Periodic Gauge Wave and Shifted Gauge Wave with Amp=0.5 Test Results for the ABIGEL Code

We present the results obtained with our harmonic evolution code ABIGEL, using two testbeds with periodic boundary conditions. The first is the gauge wave test, which is one of the core tests in the Apples with Apples suite of standardized tests. It is based upon transforming the Minkowski metric into

$$ds^2=-(1-H) dt^2 +(1-H)dx^2+dy^2+dz^2,$$ (1)

where

$$H = H(x-t)=A \sin \left( \frac{2 \pi (x - t)}{d} \right),$$ (2)

which describes a sinusoidal gauge wave of amplitude $A$ propagating along the $x$-axis. In order to test 2-dimensional features, we rotate the coordinates according to

$$x = \frac{1}{\sqrt{2}}(x^\prime - y^\prime), \qquad y = \frac{1}{\sqrt{2}}(x^\prime + y^\prime) \, .$$ (3)

which produces a gauge wave propagating along the diagonal with dependence

$$\sin \left( \frac{2 \pi (x' - y' - t' \sqrt{2})}{d'} \right), \quad \textrm{where} \quad d' = d \sqrt{2} \, .$$ (4)

Adjusting $d$ or $d'$ to the size of the evolution domain gives periodicity in the $x$ and $y$ directions.

The second testbed is a shifted version of the gauge wave, which tests the ability to deal with a non-zero shift as encountered in the black hole excision problem. The metric is obtained from the Minkowski metric $ds^2 =- d\hat t^2+d\hat x^2+d\hat y^2+d\hat z^2$ by the coordinate transformation

$$\begin{array}[c]{r c l} \hat t&=& t - \frac {Ad}{4\pi}\cos... ...}{d} \right), \\ \hat y&=& y, \\ \hat z&=& z \end{array}$$ (5)

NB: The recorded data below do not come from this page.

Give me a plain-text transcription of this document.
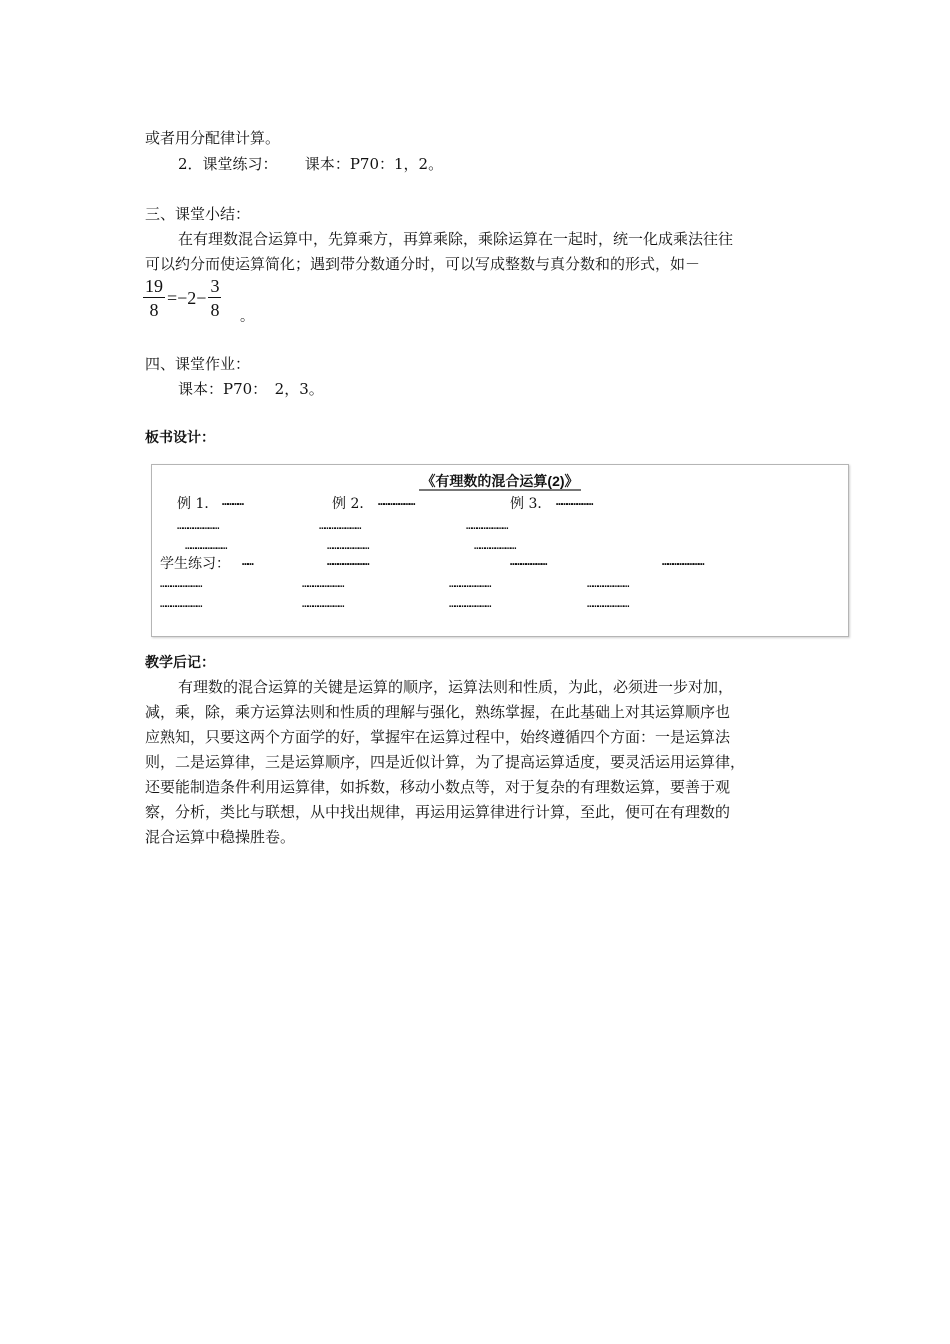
或者用分配律计算。
2．课堂练习：　　 课本：P70：1，2。
三、课堂小结：
在有理数混合运算中，先算乘方，再算乘除，乘除运算在一起时，统一化成乘法往往
可以约分而使运算简化；遇到带分数通分时，可以写成整数与真分数和的形式，如－
$\frac{19}{8} =-2- \frac{3}{8}$ 。
四、课堂作业：
课本：P70：　2，3。
板书设计：
《有理数的混合运算(2)》
例 1． …………	例 2． …………………	例 3． …………………
……………………	……………………	……………………
……………………	……………………	……………………
学生练习： ……	……………………	…………………	……………………
……………………	……………………	……………………	……………………
……………………	……………………	……………………	……………………
教学后记：
有理数的混合运算的关键是运算的顺序，运算法则和性质，为此，必须进一步对加，
减，乘，除，乘方运算法则和性质的理解与强化，熟练掌握，在此基础上对其运算顺序也
应熟知，只要这两个方面学的好，掌握牢在运算过程中，始终遵循四个方面：一是运算法
则，二是运算律，三是运算顺序，四是近似计算，为了提高运算适度，要灵活运用运算律，
还要能制造条件利用运算律，如拆数，移动小数点等，对于复杂的有理数运算，要善于观
察，分析，类比与联想，从中找出规律，再运用运算律进行计算，至此，便可在有理数的
混合运算中稳操胜卷。
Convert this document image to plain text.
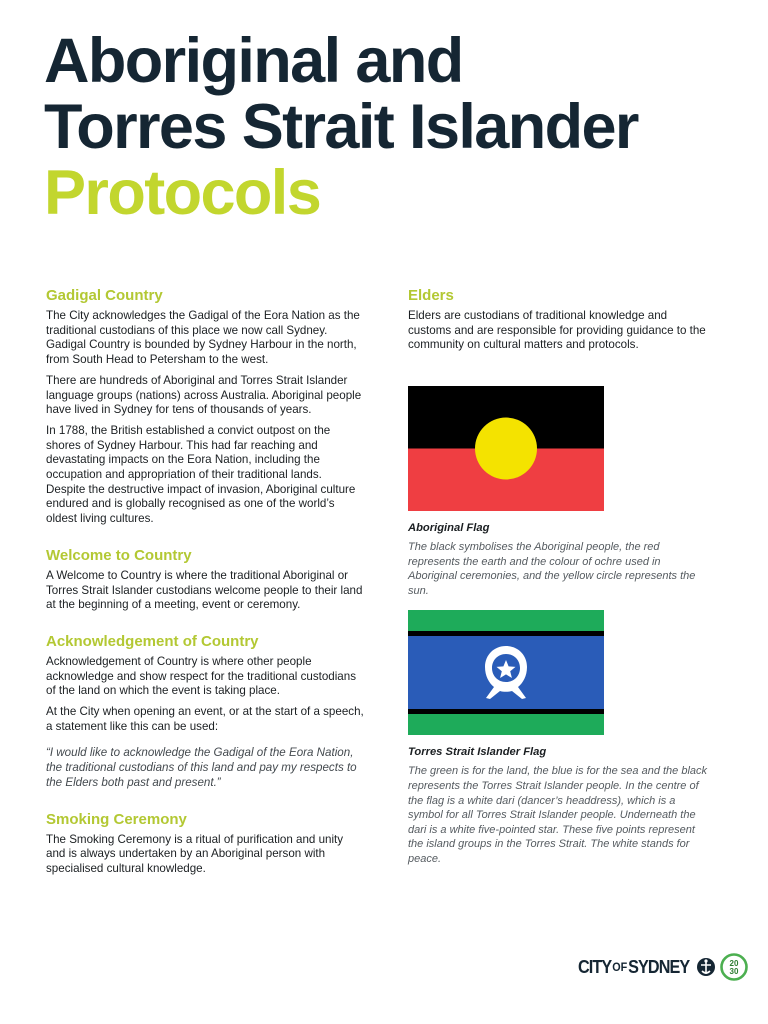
Aboriginal and
Torres Strait Islander
Protocols
Gadigal Country

The City acknowledges the Gadigal of the Eora Nation as the traditional custodians of this place we now call Sydney. Gadigal Country is bounded by Sydney Harbour in the north, from South Head to Petersham to the west.

There are hundreds of Aboriginal and Torres Strait Islander language groups (nations) across Australia. Aboriginal people have lived in Sydney for tens of thousands of years.

In 1788, the British established a convict outpost on the shores of Sydney Harbour. This had far reaching and devastating impacts on the Eora Nation, including the occupation and appropriation of their traditional lands. Despite the destructive impact of invasion, Aboriginal culture endured and is globally recognised as one of the world’s oldest living cultures.

Welcome to Country

A Welcome to Country is where the traditional Aboriginal or Torres Strait Islander custodians welcome people to their land at the beginning of a meeting, event or ceremony.

Acknowledgement of Country

Acknowledgement of Country is where other people acknowledge and show respect for the traditional custodians of the land on which the event is taking place.

At the City when opening an event, or at the start of a speech, a statement like this can be used:

“I would like to acknowledge the Gadigal of the Eora Nation, the traditional custodians of this land and pay my respects to the Elders both past and present.”

Smoking Ceremony

The Smoking Ceremony is a ritual of purification and unity and is always undertaken by an Aboriginal person with specialised cultural knowledge.

Elders

Elders are custodians of traditional knowledge and customs and are responsible for providing guidance to the community on cultural matters and protocols.

Aboriginal Flag

The black symbolises the Aboriginal people, the red represents the earth and the colour of ochre used in Aboriginal ceremonies, and the yellow circle represents the sun.

Torres Strait Islander Flag

The green is for the land, the blue is for the sea and the black represents the Torres Strait Islander people. In the centre of the flag is a white dari (dancer’s headdress), which is a symbol for all Torres Strait Islander people. Underneath the dari is a white five-pointed star. These five points represent the island groups in the Torres Strait. The white stands for peace.

CITY OF SYDNEY	20
30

where $d$ is the size of the evolution domain. This leads to the Kerr-Schild metric

$$ds^2=- dt^2 +dx^2+dy^2+dz^2 +H k_\alpha k_\beta dx^\alpha dx^\beta$$ (6)

where

$$k_\alpha=\partial_\alpha (x-t)$$ (7)

It describes a sinusoidal shifted gauge wave of amplitude $A$ propagating along the $x$-axis.

The simulation of the non-shifted gauge wave is complicated by excitation of the constraint preserving exponential modes.

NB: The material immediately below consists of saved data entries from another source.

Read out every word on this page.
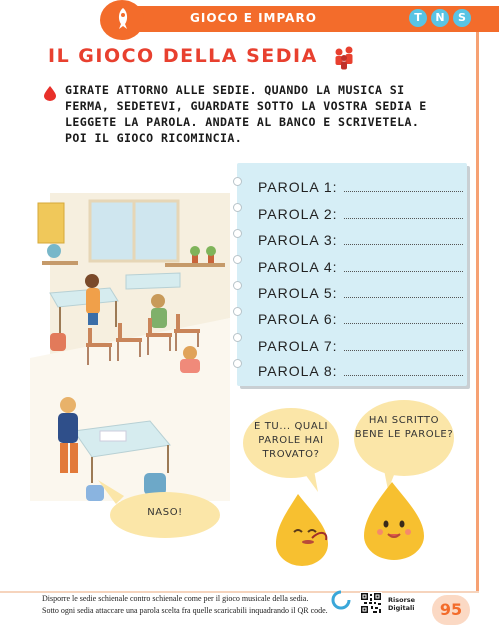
GIOCO E IMPARO	T	N	S
IL GIOCO DELLA SEDIA
GIRATE ATTORNO ALLE SEDIE. QUANDO LA MUSICA SI FERMA, SEDETEVI, GUARDATE SOTTO LA VOSTRA SEDIA E LEGGETE LA PAROLA. ANDATE AL BANCO E SCRIVETELA. POI IL GIOCO RICOMINCIA.
PAROLA 1:
PAROLA 2:
PAROLA 3:
PAROLA 4:
PAROLA 5:
PAROLA 6:
PAROLA 7:
PAROLA 8:
E TU... QUALI PAROLE HAI TROVATO?
HAI SCRITTO BENE LE PAROLE?
NASO!
Disporre le sedie schienale contro schienale come per il gioco musicale della sedia.
Sotto ogni sedia attaccare una parola scelta fra quelle scaricabili inquadrando il QR code.
Risorse
Digitali	95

The tests are run in both axis-aligned and diagonal form with amplitude $A=0.5$. We have found that smaller amplitudes are not as efficient for revealing problems. Larger amplitudes trigger gauge pathologies, e.g $g_{tt}\ge 0$, more quickly and may complicate code comparisons. The specified wave has wavelength $d=1$ in the axis-aligned simulation and wavelength $d'=\sqrt{2}$ in the diagonal simulation. We find that at least 50 grid points lead to resonable simulations for more than 10 crossing times and therefore make the following choices for the computational grid:

• Simulation domain:

  1D:	$\quad x \in [-0.5, +0.5],$	$\quad y = 0,$	$\quad z = 0,$	$\quad d=1$
  diagonal:	$\quad x \in [-0.5, +0.5],$	$\quad y \in [-0.5, +0.5],$	$\quad z = 0,$	$\quad d'=\sqrt{2}$

• Grid: $x_n = -0.5 + n dx, \quad n=0,1\ldots 50\rho, \quad dx=dy=dz=1/(50\rho), \quad \rho \in {Z}$
• Time step: $dt = dx/4 = 0.005 / \rho$

The 1D evolution is carried out for $T=1000$ crossing times, i.e.  $2\times10^5\rho$ time steps (or until the code crashes), with output every 10 crossing times. The 2D diagonal runs are carried out for $T=100$, with output every crossing time. We run using $\rho=1,2,4$.